Vargas also vouched for Bush's Latino bona fides, saying the Texas governor stood in opposition to his party's anti-immigration fervor in the mid '90s, which dominated the political debate in California in 1994. "While all the anti-immigrant stuff was going on in California, many folks pointed to George Bush as an example of a Republican governor who was very different. So yes, people were screaming for Republican blood in California in 1996 and '98, but at the same time, there was always an acknowledgement that Bush was a very different kind of Republican."
After the GOP was decimated in California in 1998, in large part because of the rise of the Latino vote, the party turned to Bush to stop the bleeding.
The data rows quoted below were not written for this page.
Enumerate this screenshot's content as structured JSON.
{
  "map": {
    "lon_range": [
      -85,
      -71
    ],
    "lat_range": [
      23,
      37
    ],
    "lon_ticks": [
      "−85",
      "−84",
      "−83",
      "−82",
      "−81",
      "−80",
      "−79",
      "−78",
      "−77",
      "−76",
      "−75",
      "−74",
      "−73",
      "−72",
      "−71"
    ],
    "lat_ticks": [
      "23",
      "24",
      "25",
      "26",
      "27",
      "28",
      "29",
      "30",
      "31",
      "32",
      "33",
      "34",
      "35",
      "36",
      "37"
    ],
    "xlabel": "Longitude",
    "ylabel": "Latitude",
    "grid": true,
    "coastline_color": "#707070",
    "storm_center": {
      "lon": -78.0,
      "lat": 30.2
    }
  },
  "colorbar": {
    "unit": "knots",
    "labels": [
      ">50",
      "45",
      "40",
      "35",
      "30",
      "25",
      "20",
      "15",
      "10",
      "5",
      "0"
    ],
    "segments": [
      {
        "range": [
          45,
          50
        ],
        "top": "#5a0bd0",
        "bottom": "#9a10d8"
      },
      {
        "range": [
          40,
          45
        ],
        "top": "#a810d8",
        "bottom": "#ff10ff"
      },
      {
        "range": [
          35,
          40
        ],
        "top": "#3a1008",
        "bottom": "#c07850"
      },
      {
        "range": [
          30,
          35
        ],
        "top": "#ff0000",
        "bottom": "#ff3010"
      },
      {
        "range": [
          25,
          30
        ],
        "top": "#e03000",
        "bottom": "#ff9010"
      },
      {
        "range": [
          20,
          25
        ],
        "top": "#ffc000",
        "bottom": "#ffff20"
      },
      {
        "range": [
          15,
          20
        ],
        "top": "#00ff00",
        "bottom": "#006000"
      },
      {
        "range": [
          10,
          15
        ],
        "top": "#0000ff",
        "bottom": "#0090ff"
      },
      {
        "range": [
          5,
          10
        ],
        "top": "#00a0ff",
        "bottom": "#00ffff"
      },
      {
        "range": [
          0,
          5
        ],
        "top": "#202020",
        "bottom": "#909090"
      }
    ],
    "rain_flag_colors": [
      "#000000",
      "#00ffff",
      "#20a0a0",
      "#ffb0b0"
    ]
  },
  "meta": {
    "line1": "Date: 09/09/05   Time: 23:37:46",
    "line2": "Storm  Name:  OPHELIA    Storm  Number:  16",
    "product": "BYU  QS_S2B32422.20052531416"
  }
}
But, said La Raza's Navarrete, it remains to be seen whether Bush can stop Latinos from voting overwhelmingly Democratic, particularly in California. In 1996 and 1998, Republicans at the top of the ticket have struggled to receive 20 percent of the Latino vote.
"The damage that Pete Wilson did on behalf of the Republican Party in 1994 cannot be underestimated," she said. "People here have very long memories, and those wounds aren't going to heal anytime soon. But Governor Bush is trying. Now, we're the soccer moms of the current election cycle."